The Salt Lake City (UT) Police Department has about 500 sworn officers protecting a population of more than 192,000. The department became a Lexipol customer in May 2017.
Missing policies, out-of-date policies, policies that were not in compliance with state and federal laws. This was the state of the Salt Lake City Police Department (SLCPD) policy manual when Lt. Scott Mourtgos took it over.
“It was so out of date it referred to processes and positions within the department that didn’t exist anymore,” Lt. Mourtgos says. “We didn’t have a dedicated person responsible for making sure we kept our policies up to date with legislation and case law.” When additions and changes were made, they were often done without consideration to how they affected other parts of the manual, leading to contradictory guidance.
“There were also areas where we were providing deficient guidance to our officers,” Lt. Mourtgos says. “Our Temporary Custody of Juveniles Policy was missing key state and federal legal requirements. We didn’t have a nepotism policy or a service animal policy. Our Public Alerts Policy didn’t cover Blue Alerts.”
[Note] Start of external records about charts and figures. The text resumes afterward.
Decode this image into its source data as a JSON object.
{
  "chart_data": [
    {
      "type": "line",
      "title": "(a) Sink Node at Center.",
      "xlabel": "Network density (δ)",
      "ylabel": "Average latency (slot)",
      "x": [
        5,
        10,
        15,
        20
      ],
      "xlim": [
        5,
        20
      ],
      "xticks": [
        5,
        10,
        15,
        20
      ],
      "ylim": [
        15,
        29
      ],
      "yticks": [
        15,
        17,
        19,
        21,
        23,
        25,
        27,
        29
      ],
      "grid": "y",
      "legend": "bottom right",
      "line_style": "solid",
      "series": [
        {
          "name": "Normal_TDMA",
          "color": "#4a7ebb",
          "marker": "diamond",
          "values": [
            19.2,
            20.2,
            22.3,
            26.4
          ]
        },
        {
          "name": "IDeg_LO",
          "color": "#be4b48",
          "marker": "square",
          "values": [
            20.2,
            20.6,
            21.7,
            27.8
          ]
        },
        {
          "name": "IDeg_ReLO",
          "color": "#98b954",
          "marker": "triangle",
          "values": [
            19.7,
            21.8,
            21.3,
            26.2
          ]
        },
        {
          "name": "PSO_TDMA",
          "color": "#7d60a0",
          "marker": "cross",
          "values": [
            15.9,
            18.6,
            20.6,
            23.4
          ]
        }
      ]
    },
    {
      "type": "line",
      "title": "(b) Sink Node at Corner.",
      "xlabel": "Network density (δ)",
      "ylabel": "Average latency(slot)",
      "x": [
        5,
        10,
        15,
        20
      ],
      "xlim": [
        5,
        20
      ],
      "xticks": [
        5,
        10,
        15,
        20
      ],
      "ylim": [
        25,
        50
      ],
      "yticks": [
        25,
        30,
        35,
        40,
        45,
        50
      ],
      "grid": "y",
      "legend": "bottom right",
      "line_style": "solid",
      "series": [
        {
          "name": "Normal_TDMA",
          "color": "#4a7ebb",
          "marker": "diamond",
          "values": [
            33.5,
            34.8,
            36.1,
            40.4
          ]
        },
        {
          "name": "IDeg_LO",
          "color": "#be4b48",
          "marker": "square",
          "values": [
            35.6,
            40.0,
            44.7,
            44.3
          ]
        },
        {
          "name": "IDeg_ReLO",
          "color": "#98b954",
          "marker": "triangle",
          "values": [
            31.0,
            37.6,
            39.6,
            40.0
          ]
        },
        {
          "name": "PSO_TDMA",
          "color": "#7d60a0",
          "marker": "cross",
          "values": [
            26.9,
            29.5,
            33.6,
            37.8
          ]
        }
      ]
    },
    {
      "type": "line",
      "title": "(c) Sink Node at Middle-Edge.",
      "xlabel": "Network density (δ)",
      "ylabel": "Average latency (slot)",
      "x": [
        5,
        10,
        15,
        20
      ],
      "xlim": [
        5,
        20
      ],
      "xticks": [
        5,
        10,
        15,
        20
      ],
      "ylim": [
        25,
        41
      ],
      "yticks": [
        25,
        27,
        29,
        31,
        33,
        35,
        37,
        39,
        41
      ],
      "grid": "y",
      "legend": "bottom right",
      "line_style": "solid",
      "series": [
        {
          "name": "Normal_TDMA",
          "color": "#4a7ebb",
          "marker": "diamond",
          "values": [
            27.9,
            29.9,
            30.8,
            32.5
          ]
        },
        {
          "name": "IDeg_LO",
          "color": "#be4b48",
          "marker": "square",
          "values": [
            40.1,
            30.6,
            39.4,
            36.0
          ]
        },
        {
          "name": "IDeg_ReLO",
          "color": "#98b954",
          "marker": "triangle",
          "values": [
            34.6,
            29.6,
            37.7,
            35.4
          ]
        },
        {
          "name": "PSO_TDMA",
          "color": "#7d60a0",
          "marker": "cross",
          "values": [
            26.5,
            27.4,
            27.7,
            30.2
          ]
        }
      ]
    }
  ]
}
Distribution and tracking of policy updates posed another challenge. “We would send a Chief’s Order saying the policy had been updated and requiring officers to read it,” Lt. Mourtgos says. “But there was no accountability system—we didn’t know if it was reaching the officers and if it was being read.”
The risks associated with SLCPD’s policies came into focus at a training conference attended by department administrators. “The instructors stressed how common agency problems stem from a lack of policy, failure to keep policies updated and a lack of training on policies,” Lt. Mourtgos says. Securing a policy solution became a priority—one that ratcheted to the top of the list when the department found itself involved in a high-profile policy incident a short time later.
The SLCPD evaluated several policy solutions, but ultimately chose Lexipol’s Utah Law Enforcement Policies and Training solution. “What we were specifically looking for was a content provider as well as the policy system,” Lt. Mourtgos says. “Lexipol was the only one in the market with content—and good content.”
Another feature that played large in the decision was the policy updates Lexipol customers receive. “The updates are huge for us because it’s impossible to stay on top of all of it yourself, even if you have a dedicated policy person,” Lt. Mourtgos says. “I followed our state legislature, but there are state regulatory changes, federal legislation and case law I’d never know about without getting the updates from Lexipol.”
The SLCPD used Lexipol’s Implementation Services to streamline the adoption of the new policies. “Implementation Services went through all our old content and indexed it against the Lexipol content, telling us where it lines up with the new manual,” Lt. Mourtgos says. “Having the Implementation Services folks do it was much faster, much easier and much more comprehensive than anything we could have done on our own. It was well worth paying for.”
The department also used Lexipol’s Supplemental Publication Service to separate policies from procedures, allowing the agency to meet transparency goals without making tactical information public, which could put officers in jeopardy. “Lexipol allows us to separate policy and procedure but build the links between the two, so officers don’t have to go back and forth between two documents or systems,” Lt. Mourtgos says.
Lexipol has helped the SLCPD achieve three key policy goals: 1) Improve policy content, 2) enhance user access and accountability, and 3) improve officer understanding of policies.
Although the department’s manual is longer after implementing Lexipol, Lt. Mourtgos says the officers appreciate the guidance. “Now they have a reference to go to, when sometimes before they were just winging it,” he says. “We’re not missing things; it’s comprehensive.”
As for accessibility and accountability, “we absolutely love the mobile app,” Lt. Mourtgos says. “All our officers have iPhones, so they can instantly access the policies. And with the system’s tracking and reporting features, we can run periodic audits to make sure officers are reading and acknowledging the policies. Once officers realized we were doing that, our compliance rates went through the roof.”
Finally, from the monthly Daily Training Bulletin (DTB) packages provided by Lexipol, the department selects several that “line up well with something we’ve dealt with recently or that we feel the need to review,” Lt. Mourtgos says. “Once a week everyone’s got to sit down and think about a policy issue they never would otherwise.”
The end result: “More peace of mind,” Lt. Mourtgos says. “We have the most current, best practice policies out there. And we know our people are actually getting the policies. Before we had no accountability when it came to policies. Now we do.”